Bu yazı önceki 8 yazının devamı olup onlarla birlikte okunURSA DAHA İYİ ANLAŞILIR
Kur’an Miladi 7. asrında nazil olmuştur. İlk 23 sene son Peygamber tarafından uygulama yapılmıştır. Bu dönemde Kur’an’ın ayetleri nazil oluyor ve sahabelerin çoğu ayetleri ezberliyorlardı. Kur’an’ın ayetlerini doğrudan anlayıp uygulama mümkün değildi.

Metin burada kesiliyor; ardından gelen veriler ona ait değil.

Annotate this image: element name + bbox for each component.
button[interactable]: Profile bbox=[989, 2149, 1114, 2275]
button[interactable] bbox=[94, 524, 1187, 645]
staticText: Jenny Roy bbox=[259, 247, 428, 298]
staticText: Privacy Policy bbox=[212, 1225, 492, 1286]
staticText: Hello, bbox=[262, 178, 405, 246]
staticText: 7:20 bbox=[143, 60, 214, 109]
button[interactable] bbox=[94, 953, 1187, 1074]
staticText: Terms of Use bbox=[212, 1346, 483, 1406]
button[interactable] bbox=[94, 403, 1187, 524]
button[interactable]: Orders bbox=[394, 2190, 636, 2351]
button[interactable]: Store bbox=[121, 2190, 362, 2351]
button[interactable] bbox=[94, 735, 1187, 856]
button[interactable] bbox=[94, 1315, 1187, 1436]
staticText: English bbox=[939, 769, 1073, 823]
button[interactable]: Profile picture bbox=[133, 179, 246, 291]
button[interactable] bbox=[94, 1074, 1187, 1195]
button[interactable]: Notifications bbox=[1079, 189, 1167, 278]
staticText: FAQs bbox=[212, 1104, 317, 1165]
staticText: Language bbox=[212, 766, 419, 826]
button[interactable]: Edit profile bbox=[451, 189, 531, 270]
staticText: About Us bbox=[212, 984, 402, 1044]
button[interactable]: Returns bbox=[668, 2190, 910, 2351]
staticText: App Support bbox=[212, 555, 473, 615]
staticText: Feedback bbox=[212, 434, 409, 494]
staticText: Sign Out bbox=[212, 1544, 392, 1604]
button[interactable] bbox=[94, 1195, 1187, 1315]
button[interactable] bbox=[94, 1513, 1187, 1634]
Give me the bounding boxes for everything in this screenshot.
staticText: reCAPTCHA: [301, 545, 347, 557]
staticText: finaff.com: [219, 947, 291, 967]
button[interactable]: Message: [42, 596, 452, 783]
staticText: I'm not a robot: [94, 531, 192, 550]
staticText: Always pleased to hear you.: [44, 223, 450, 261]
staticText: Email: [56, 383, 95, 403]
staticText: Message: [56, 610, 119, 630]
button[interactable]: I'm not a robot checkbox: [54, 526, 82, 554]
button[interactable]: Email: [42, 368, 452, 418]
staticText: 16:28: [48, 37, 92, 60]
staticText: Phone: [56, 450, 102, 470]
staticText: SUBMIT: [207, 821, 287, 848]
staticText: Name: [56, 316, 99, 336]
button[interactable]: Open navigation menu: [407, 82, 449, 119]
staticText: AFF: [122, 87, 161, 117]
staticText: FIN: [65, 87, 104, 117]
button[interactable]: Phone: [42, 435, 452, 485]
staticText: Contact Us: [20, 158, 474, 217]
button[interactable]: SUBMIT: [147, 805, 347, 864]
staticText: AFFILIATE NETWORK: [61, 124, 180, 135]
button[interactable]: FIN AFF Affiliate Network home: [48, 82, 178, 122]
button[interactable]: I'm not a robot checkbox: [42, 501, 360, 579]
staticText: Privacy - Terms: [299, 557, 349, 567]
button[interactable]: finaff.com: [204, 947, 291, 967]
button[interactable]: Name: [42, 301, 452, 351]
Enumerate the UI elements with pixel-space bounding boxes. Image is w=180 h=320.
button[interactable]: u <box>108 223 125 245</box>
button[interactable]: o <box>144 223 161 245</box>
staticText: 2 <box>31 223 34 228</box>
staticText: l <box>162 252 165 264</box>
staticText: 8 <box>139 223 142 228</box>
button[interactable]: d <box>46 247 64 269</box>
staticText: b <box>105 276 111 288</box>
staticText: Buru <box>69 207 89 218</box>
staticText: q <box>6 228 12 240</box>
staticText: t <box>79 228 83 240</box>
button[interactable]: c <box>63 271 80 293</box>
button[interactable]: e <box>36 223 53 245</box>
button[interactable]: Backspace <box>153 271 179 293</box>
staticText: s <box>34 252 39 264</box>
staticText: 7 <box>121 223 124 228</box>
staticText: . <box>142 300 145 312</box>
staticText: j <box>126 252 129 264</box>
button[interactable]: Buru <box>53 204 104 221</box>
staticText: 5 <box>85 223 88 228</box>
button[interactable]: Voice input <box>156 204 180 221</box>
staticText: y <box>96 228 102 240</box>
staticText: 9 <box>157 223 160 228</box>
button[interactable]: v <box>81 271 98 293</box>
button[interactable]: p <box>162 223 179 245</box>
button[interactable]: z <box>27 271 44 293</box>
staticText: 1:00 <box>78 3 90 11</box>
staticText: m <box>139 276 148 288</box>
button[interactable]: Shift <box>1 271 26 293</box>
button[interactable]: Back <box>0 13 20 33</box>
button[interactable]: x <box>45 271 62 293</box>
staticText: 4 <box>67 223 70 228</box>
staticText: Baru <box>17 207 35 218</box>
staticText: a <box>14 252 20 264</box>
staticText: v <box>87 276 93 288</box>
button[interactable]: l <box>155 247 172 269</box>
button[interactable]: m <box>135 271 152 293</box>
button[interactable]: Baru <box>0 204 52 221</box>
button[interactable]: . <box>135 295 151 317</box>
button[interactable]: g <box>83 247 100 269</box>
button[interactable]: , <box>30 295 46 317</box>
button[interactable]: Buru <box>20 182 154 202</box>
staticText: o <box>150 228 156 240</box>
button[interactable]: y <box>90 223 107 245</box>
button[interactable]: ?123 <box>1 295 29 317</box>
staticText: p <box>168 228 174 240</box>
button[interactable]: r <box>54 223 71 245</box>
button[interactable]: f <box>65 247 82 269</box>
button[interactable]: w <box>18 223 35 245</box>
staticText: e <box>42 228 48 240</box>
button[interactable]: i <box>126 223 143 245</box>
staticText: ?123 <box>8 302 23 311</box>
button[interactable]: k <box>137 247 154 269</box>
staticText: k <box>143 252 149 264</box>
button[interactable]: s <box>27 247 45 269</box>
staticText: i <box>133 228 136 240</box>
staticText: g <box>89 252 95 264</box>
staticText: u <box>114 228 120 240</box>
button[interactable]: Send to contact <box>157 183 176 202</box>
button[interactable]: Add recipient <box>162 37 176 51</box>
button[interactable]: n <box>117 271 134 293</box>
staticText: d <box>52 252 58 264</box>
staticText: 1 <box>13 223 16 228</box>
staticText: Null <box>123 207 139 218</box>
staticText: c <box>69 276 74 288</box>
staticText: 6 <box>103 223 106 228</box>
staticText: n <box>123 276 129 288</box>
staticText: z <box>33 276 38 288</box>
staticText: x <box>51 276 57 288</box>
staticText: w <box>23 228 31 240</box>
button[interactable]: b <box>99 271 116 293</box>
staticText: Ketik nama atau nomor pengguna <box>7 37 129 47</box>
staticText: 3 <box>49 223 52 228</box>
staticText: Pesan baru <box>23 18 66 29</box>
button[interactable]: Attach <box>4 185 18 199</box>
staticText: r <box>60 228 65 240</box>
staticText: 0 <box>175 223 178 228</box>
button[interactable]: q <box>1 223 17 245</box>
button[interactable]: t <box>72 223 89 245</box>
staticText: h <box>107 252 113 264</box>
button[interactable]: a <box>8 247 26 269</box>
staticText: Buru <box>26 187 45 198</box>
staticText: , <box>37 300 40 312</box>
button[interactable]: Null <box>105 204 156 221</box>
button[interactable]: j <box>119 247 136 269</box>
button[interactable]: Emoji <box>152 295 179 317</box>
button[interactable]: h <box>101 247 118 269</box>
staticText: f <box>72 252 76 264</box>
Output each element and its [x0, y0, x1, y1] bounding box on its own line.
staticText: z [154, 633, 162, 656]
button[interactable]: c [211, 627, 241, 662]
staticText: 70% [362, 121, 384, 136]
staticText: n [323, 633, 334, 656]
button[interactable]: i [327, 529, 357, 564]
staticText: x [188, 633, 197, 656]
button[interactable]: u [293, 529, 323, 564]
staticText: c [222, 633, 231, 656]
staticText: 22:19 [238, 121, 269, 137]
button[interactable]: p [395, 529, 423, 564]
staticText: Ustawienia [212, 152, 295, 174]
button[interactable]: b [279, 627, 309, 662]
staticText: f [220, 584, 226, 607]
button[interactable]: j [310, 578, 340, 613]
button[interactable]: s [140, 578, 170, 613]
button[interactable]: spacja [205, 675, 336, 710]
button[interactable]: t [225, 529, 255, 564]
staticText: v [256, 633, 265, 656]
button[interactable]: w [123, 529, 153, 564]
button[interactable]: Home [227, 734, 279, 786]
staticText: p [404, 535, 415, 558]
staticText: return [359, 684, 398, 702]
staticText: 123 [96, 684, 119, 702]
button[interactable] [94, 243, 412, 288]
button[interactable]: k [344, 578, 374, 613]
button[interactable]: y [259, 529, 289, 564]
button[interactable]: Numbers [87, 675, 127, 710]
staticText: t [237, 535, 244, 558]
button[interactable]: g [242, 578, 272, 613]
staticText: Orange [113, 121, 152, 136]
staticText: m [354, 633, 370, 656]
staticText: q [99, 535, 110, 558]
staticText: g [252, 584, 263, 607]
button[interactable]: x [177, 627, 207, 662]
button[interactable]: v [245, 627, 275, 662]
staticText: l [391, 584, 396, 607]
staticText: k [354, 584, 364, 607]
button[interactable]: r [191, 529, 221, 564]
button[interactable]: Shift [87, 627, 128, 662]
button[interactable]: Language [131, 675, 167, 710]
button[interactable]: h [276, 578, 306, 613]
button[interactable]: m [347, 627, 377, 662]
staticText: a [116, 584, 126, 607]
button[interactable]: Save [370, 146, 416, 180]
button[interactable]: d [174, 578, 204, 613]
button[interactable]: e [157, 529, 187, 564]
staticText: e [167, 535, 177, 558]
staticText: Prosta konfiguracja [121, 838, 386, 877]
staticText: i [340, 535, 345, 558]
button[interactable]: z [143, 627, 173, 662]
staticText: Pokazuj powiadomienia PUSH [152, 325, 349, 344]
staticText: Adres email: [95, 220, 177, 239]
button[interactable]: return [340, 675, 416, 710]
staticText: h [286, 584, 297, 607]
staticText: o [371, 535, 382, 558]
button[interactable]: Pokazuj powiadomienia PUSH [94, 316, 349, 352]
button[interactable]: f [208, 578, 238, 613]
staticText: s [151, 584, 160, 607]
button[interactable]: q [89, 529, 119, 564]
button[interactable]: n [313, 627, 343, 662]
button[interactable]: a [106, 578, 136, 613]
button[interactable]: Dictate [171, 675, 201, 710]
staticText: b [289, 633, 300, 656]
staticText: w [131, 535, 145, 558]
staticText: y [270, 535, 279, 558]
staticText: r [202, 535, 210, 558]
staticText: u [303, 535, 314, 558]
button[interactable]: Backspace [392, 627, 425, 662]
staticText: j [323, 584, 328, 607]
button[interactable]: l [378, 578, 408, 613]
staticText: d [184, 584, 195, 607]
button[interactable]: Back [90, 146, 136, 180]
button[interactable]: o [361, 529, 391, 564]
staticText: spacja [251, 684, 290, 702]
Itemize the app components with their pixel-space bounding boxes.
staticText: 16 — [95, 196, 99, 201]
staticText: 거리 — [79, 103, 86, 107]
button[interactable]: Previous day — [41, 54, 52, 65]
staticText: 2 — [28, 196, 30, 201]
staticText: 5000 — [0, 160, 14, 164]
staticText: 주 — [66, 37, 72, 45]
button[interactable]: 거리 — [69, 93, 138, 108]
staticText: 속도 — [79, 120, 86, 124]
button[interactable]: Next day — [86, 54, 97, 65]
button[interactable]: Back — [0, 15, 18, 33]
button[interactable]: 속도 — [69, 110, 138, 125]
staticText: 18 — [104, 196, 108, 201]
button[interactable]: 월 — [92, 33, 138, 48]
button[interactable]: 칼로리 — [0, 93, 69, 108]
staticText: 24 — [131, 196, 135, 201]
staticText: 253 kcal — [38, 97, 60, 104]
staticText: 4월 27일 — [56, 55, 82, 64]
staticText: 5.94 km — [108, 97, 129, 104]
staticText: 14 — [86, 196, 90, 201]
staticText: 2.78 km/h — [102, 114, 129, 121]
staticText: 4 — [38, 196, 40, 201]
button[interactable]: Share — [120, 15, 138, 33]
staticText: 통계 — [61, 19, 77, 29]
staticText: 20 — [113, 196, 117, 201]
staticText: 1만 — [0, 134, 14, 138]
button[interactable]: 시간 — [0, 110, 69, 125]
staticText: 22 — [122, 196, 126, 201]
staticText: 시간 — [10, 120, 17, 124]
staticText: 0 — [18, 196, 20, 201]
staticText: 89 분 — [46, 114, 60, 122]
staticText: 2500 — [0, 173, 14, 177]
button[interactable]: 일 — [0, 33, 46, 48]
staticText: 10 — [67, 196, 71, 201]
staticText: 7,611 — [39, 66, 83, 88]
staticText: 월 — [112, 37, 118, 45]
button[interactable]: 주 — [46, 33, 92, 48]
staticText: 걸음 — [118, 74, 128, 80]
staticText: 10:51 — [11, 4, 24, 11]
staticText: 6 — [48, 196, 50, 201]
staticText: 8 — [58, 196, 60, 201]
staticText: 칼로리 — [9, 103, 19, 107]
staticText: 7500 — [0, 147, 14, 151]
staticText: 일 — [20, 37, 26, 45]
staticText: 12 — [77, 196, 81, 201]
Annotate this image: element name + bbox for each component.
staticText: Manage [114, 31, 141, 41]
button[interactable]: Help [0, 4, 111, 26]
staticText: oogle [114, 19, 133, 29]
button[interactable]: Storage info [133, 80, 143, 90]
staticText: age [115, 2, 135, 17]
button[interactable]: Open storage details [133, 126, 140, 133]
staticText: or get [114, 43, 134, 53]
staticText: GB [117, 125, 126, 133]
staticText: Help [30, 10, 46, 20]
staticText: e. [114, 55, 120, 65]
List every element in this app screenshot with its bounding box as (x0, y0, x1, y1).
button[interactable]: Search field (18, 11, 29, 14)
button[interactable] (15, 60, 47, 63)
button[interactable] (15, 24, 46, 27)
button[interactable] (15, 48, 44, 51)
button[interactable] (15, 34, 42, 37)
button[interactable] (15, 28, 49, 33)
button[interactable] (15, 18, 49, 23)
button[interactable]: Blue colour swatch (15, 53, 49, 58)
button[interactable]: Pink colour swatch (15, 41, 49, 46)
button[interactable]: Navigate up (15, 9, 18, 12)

Kur’an ancak içtihatla uygulanabilir. Çünkü Kur’an konuşma diliyle nazil olmuştur. Uygulama ise mantık diliyle mümkündür. Kur’an’ın nazil olduğu topluluk henüz mantık ilmini bilmiyordu. Dolayısıyla içtihat yapıp Kur’an’ı uygulaması mümkün değildi.
Cebrail Peygambere öğretiyordu, Peygamber de kendisi uyguluyor, arkadaşları Peygambere tabi olarak uygulamalar yapıyordu. Yapılan Kur’an ayetlerine aykırı değildi. Ama Kur’an ayetleriyle uygulama yapılamazdı. Zekât verin emri vardı ama ne kadar kime verilecek, ne verilecek; bunlar Kur’an okunduğu zaman anlaşılmıyordu. Peygamberin söylemesi veya göstermesi yoluyla İslam düzeni oluştu.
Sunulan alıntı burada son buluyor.